The most scourge-like name alive today will one day
be spoken seldom if at all.  To what purpose
this sighing and raging?  To what purpose this pain?
The main thing is to be a part of one's time,
no matter which side seems to be winning.  It's OK
to be a noble failure, a fool in the eyes of the world,
to die in the relentless faith of a Pete Seeger
or Rachel Carson.  The big truck taking up so much
space will one day come to the end of its road.
Insults will be forgotten.  Offended decency
will be forgotten.  In a hundred years, new
people and new problems.  And we can be
sure there will be some glory in being alive
in just their moment, as there is in ours.
Even as I write and as you read, the termites
of ruin are chewing day and night at the under-
side of the hypocrite's mask that shines with
such shameless intensity in the national
spotlight.  The time to speak is always now.
Say your truth if only for those who may be
listening from the galleries of dead and unborn,
if not the childish public locked in their
death tango with destruction.  Reserve for yourself
days of uninterrupted silence in which to hear
those things that have settled in your heart most deeply
sing their faithfulness beneath time's altering sky.

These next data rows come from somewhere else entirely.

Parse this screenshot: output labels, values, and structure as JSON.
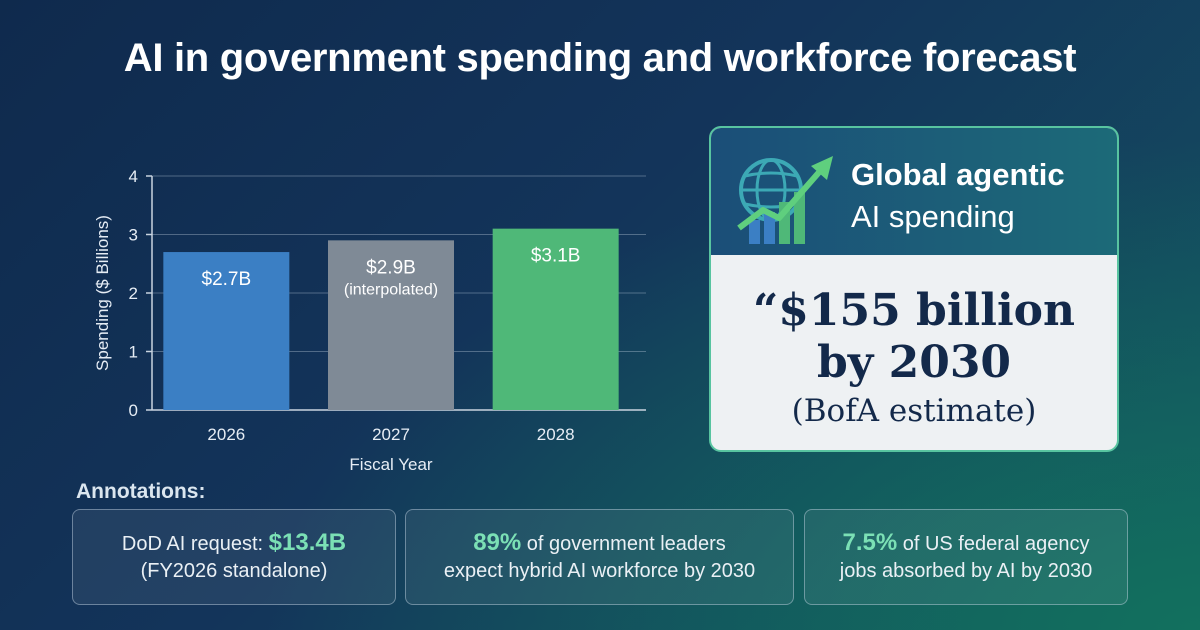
{
  "title": "AI in government spending and workforce forecast",
  "chart_data": {
    "type": "bar",
    "categories": [
      "2026",
      "2027",
      "2028"
    ],
    "values": [
      2.7,
      2.9,
      3.1
    ],
    "value_labels": [
      "$2.7B",
      "$2.9B",
      "$3.1B"
    ],
    "value_sublabels": [
      "",
      "(interpolated)",
      ""
    ],
    "colors": [
      "#3b7fc4",
      "#7f8a96",
      "#4fb878"
    ],
    "xlabel": "Fiscal Year",
    "ylabel": "Spending ($ Billions)",
    "ylim": [
      0,
      4
    ],
    "yticks": [
      0,
      1,
      2,
      3,
      4
    ],
    "grid": true
  },
  "card": {
    "heading_line1": "Global agentic",
    "heading_line2": "AI spending",
    "quote_line1": "“$155 billion",
    "quote_line2": "by 2030",
    "quote_source": "(BofA estimate)",
    "icon": "globe-growth-arrow-icon"
  },
  "annotations": {
    "heading": "Annotations:",
    "items": [
      {
        "pre": "DoD AI request: ",
        "highlight": "$13.4B",
        "post": "",
        "line2": "(FY2026 standalone)"
      },
      {
        "pre": "",
        "highlight": "89%",
        "post": " of government leaders",
        "line2": "expect hybrid AI workforce by 2030"
      },
      {
        "pre": "",
        "highlight": "7.5%",
        "post": " of US federal agency",
        "line2": "jobs absorbed by AI by 2030"
      }
    ]
  },
  "colors": {
    "accent_green": "#7be0b5",
    "card_border": "#58c4a0",
    "card_text": "#13294a"
  }
}
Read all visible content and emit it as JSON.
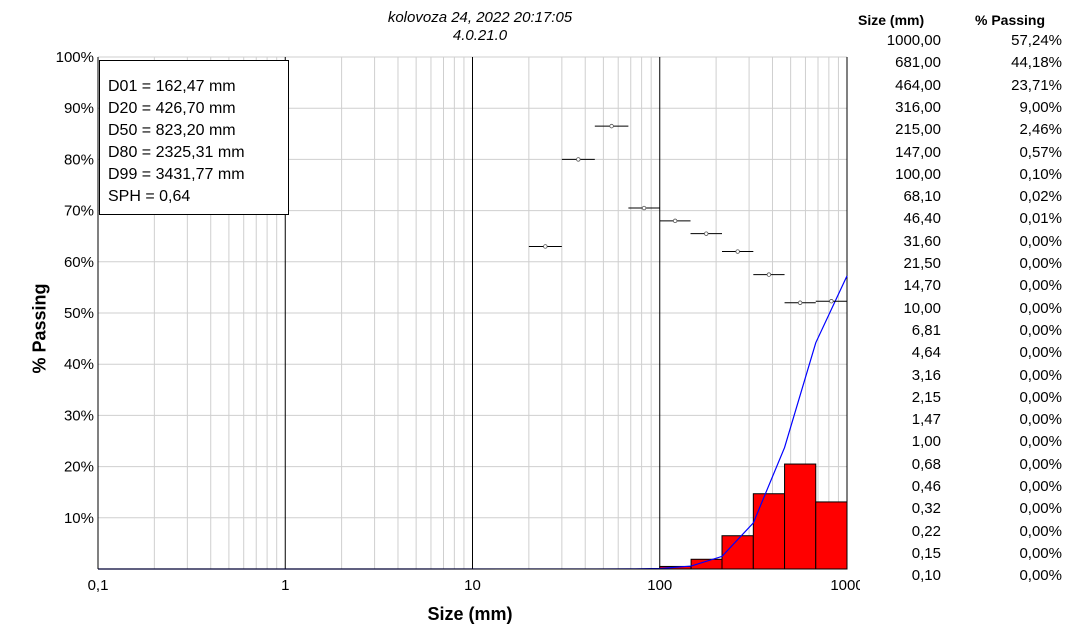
{
  "header": {
    "date": "kolovoza 24, 2022 20:17:05",
    "version": "4.0.21.0"
  },
  "chart_data": {
    "type": "bar",
    "x_scale": "log",
    "xlim": [
      0.1,
      1000
    ],
    "ylim": [
      0,
      100
    ],
    "xlabel": "Size (mm)",
    "ylabel": "% Passing",
    "x_ticks": [
      "0,1",
      "1",
      "10",
      "100",
      "1000"
    ],
    "y_ticks": [
      "10%",
      "20%",
      "30%",
      "40%",
      "50%",
      "60%",
      "70%",
      "80%",
      "90%",
      "100%"
    ],
    "histogram": {
      "color": "#ff0000",
      "bins": [
        {
          "from": 100,
          "to": 147,
          "value": 0.5
        },
        {
          "from": 147,
          "to": 215,
          "value": 1.9
        },
        {
          "from": 215,
          "to": 316,
          "value": 6.5
        },
        {
          "from": 316,
          "to": 464,
          "value": 14.7
        },
        {
          "from": 464,
          "to": 681,
          "value": 20.5
        },
        {
          "from": 681,
          "to": 1000,
          "value": 13.1
        }
      ]
    },
    "cumulative_line": {
      "color": "#0000ff",
      "points": [
        [
          0.1,
          0
        ],
        [
          46.4,
          0.01
        ],
        [
          68.1,
          0.02
        ],
        [
          100,
          0.1
        ],
        [
          147,
          0.57
        ],
        [
          215,
          2.46
        ],
        [
          316,
          9.0
        ],
        [
          464,
          23.71
        ],
        [
          681,
          44.18
        ],
        [
          1000,
          57.24
        ]
      ]
    },
    "range_markers": [
      {
        "from": 20,
        "to": 30,
        "value": 63
      },
      {
        "from": 30,
        "to": 45,
        "value": 80
      },
      {
        "from": 45,
        "to": 68,
        "value": 86.5
      },
      {
        "from": 68,
        "to": 100,
        "value": 70.5
      },
      {
        "from": 100,
        "to": 146,
        "value": 68
      },
      {
        "from": 146,
        "to": 215,
        "value": 65.5
      },
      {
        "from": 215,
        "to": 316,
        "value": 62
      },
      {
        "from": 316,
        "to": 464,
        "value": 57.5
      },
      {
        "from": 464,
        "to": 681,
        "value": 52
      },
      {
        "from": 681,
        "to": 1000,
        "value": 52.3
      }
    ]
  },
  "stats": [
    "D01 = 162,47 mm",
    "D20 = 426,70 mm",
    "D50 = 823,20 mm",
    "D80 = 2325,31 mm",
    "D99 = 3431,77 mm",
    "SPH = 0,64"
  ],
  "table": {
    "col_size": "Size (mm)",
    "col_passing": "% Passing",
    "rows": [
      [
        "1000,00",
        "57,24%"
      ],
      [
        "681,00",
        "44,18%"
      ],
      [
        "464,00",
        "23,71%"
      ],
      [
        "316,00",
        "9,00%"
      ],
      [
        "215,00",
        "2,46%"
      ],
      [
        "147,00",
        "0,57%"
      ],
      [
        "100,00",
        "0,10%"
      ],
      [
        "68,10",
        "0,02%"
      ],
      [
        "46,40",
        "0,01%"
      ],
      [
        "31,60",
        "0,00%"
      ],
      [
        "21,50",
        "0,00%"
      ],
      [
        "14,70",
        "0,00%"
      ],
      [
        "10,00",
        "0,00%"
      ],
      [
        "6,81",
        "0,00%"
      ],
      [
        "4,64",
        "0,00%"
      ],
      [
        "3,16",
        "0,00%"
      ],
      [
        "2,15",
        "0,00%"
      ],
      [
        "1,47",
        "0,00%"
      ],
      [
        "1,00",
        "0,00%"
      ],
      [
        "0,68",
        "0,00%"
      ],
      [
        "0,46",
        "0,00%"
      ],
      [
        "0,32",
        "0,00%"
      ],
      [
        "0,22",
        "0,00%"
      ],
      [
        "0,15",
        "0,00%"
      ],
      [
        "0,10",
        "0,00%"
      ]
    ]
  }
}
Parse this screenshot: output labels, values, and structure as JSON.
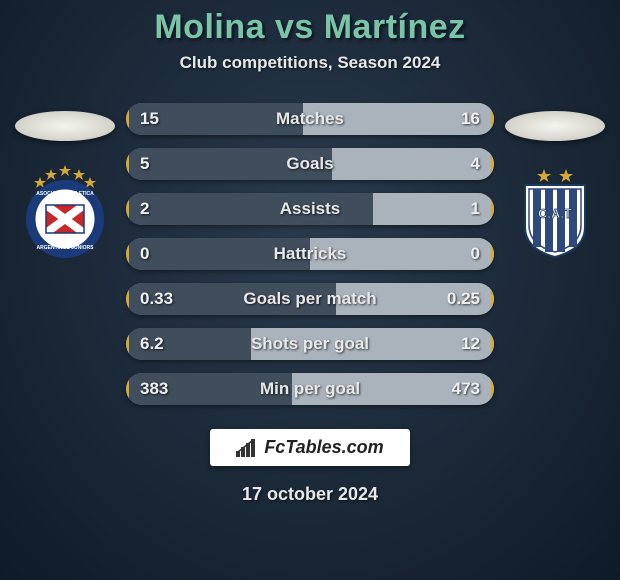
{
  "title": "Molina vs Martínez",
  "subtitle": "Club competitions, Season 2024",
  "colors": {
    "title": "#7ac5a8",
    "text": "#e8e8e8",
    "bar_bg": "#7f8a95",
    "left_fill": "#3f4d5c",
    "right_fill": "#aab3bc",
    "accent_gold": "#d4a935"
  },
  "bar": {
    "height": 32,
    "radius": 16,
    "label_fontsize": 17,
    "value_fontsize": 17
  },
  "stats": [
    {
      "label": "Matches",
      "left_display": "15",
      "right_display": "16",
      "left_pct": 48,
      "right_pct": 52
    },
    {
      "label": "Goals",
      "left_display": "5",
      "right_display": "4",
      "left_pct": 56,
      "right_pct": 44
    },
    {
      "label": "Assists",
      "left_display": "2",
      "right_display": "1",
      "left_pct": 67,
      "right_pct": 33
    },
    {
      "label": "Hattricks",
      "left_display": "0",
      "right_display": "0",
      "left_pct": 50,
      "right_pct": 50
    },
    {
      "label": "Goals per match",
      "left_display": "0.33",
      "right_display": "0.25",
      "left_pct": 57,
      "right_pct": 43
    },
    {
      "label": "Shots per goal",
      "left_display": "6.2",
      "right_display": "12",
      "left_pct": 34,
      "right_pct": 66
    },
    {
      "label": "Min per goal",
      "left_display": "383",
      "right_display": "473",
      "left_pct": 45,
      "right_pct": 55
    }
  ],
  "brand": "FcTables.com",
  "date": "17 october 2024",
  "left_club": {
    "name": "Argentinos Juniors",
    "colors": {
      "primary": "#c62828",
      "secondary": "#ffffff",
      "ring_blue": "#1a3a7a",
      "stars": "#d4a935"
    }
  },
  "right_club": {
    "name": "Talleres",
    "colors": {
      "primary": "#2f4a7a",
      "secondary": "#ffffff",
      "stars": "#d4a935"
    }
  }
}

Thomas R. Smith has had hundreds of poems published on three continents.  In the United States, his poems and essays have appeared in numerous journals and anthologies.  His poems were included in Editor's Choice II (The Spirit That Moves Us Press), a selection of the best of the American small press, and in The Best American Poetry 1999 (Scribner).  His work has reached wide national audiences on Garrison Keillor's public radio show Writer's Almanac and former US Poet Laureate Ted Kooser's syndicated newspaper column, American Life in Poetry. His most recent book of poems is The Glory from Red Dragonfly Press.